REVUE ALSACIENNE DE LITTÉRATURE : Bohi

REVUE ALSACIENNE DE LITTÉRATURE – 2ème trimestre 2012

 

Claudine BOHI, avant les mots

éditions éres, Toulouse 2012

 

Les éditions érès, spécialisées dans la publication d’ouvrages de sciences humaines, ont créé à l’initiative de Danièle Faugeras et Pascale Janot la collection PO&PSY, qui propose une approche originale de la poésie en se plaçant d’emblée sous la double référence de Rilke et de Freud, pour qui « les écrivains sont de précieux alliés » dont « il faut placer bien haut le témoignage ». En effet, nous pouvons lire à l’intérieur de la jaquette cartonnée qui sert d’étui à d’élégants petits livres qu’au nom de « l’amélioration de la condition de ces hommes ordinaires » dont parlait Freud, un tel éditeur ne saurait se priver de « publier des textes contribuant à ce but ». À l’éternelle question du sens de l’existence et de la difficulté même de vivre, le poète a toujours répondu en « faisant des choses avec de l’angoisse » afin que ces choses « sorties du temps et confiées à l’espace » soient métamorphosées en poèmes.

C’est dans cette collection « privilégiant des formes ou anthologies brèves » avec « la seule exigence de la qualité des textes et de leur présentation » que vient de paraître le livre de Claudine Bohi dont le titre, avant les mots, ouvre une interrogation sur ce que son auteur nomme une parole / la langue sans personne / une peau peut-être / sa trace / peut-être pas / la chair / pas là encore / pas même / rêvée / juste / une effraction / à l’intérieur du noir. Par touches successives, le poème s’avance, dévoile ses traits dans le creux des pages où se déploie le dessin de Magali Latil et son graphisme ininterrompu, cherchant à se frayer un chemin dans les entrelacs du texte, comme pour en indiquer les limites sans cesse changeantes. Les méandres du crayon viennent souligner la tension d’une écriture lapidaire qui dépose ses mots comme autant d’écueils sur la page. Par le jeu subtil des hachures poursuivant les lignes d’ombre, ils forment une sorte de soubassement au texte de Claudine Bohi.
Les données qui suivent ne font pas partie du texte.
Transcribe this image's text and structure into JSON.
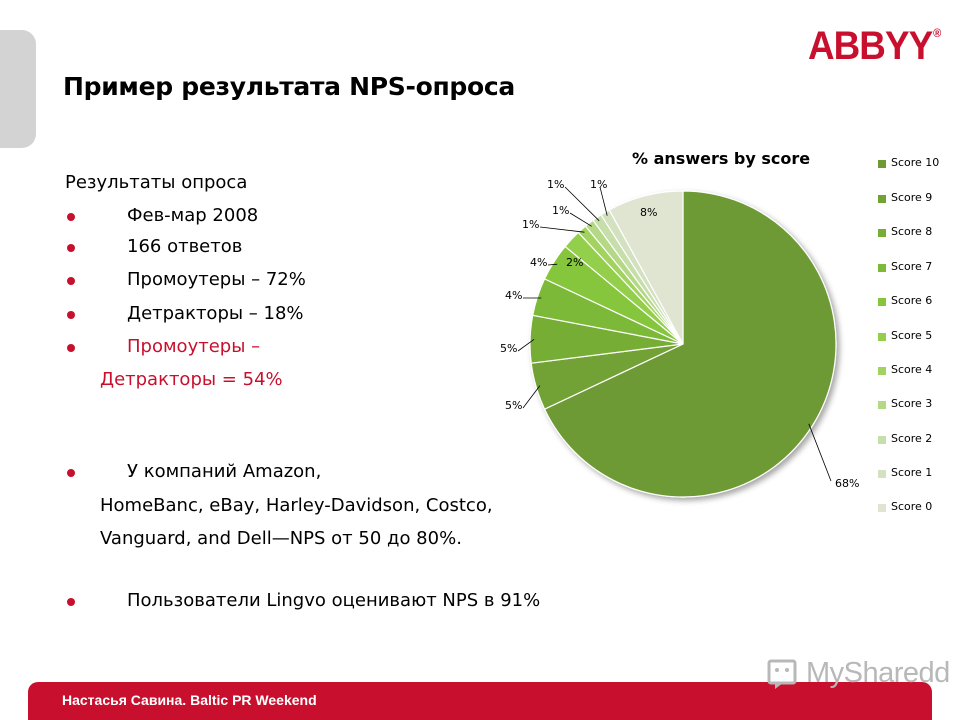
{
  "brand": {
    "logo": "ABBYY",
    "accent": "#c8102e"
  },
  "slide": {
    "title": "Пример результата NPS-опроса",
    "heading": "Результаты опроса",
    "bullets": [
      {
        "text": "Фев-мар 2008"
      },
      {
        "text": "166 ответов"
      },
      {
        "text": "Промоутеры – 72%"
      },
      {
        "text": "Детракторы – 18%"
      },
      {
        "text": "Промоутеры –",
        "cont": "Детракторы = 54%"
      },
      {
        "text": "У компаний Amazon,",
        "cont": "HomeBanc, eBay, Harley-Davidson, Costco,",
        "cont2": "Vanguard, and Dell—NPS  от 50 до 80%."
      },
      {
        "text": "Пользователи Lingvo оценивают NPS в 91%"
      }
    ]
  },
  "footer": {
    "text": "Настасья Савина. Baltic PR Weekend",
    "watermark": "MySharedd"
  },
  "chart_data": {
    "type": "pie",
    "title": "% answers by score",
    "categories": [
      "Score 10",
      "Score 9",
      "Score 8",
      "Score 7",
      "Score 6",
      "Score 5",
      "Score 4",
      "Score 3",
      "Score 2",
      "Score 1",
      "Score 0"
    ],
    "values": [
      68,
      5,
      5,
      4,
      4,
      2,
      1,
      1,
      1,
      1,
      8
    ],
    "data_labels": [
      "68%",
      "5%",
      "5%",
      "4%",
      "4%",
      "2%",
      "1%",
      "1%",
      "1%",
      "1%",
      "8%"
    ],
    "colors": [
      "#6e9a34",
      "#72a234",
      "#76ad35",
      "#7cb937",
      "#86c63c",
      "#93cf4b",
      "#a2d25f",
      "#b4d885",
      "#c6deaa",
      "#d4e1c1",
      "#dfe5d1"
    ],
    "legend": "right"
  }
}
Entre le froid et le chaud, une expulsion de froid et cette chaleur lointaine / qu’on a oubliée, il s’agit pour celle qui écrit d’entendre un souffle dans les mots, cet écho à jamais sans fondparler s’épuise / achoppe sur lui-même. Comme une longue inspiration avant l’apnée, ce livre, par sa brièveté et son économie de langue, invite le lecteur à toucher ce qui se dérobe et parle à bas bruit : ainsi l’amour / vient là / dans ce qui fut lâché / avant même d’être tenu, avant de reprendre souffle dans la trouée. Sans doute, écrit-elle en contrepoint sur la dernière page, on ne saisit pas l’énigme de l’existence car vivre c’est ça / une course / un galop impossible / inachevé inachevable.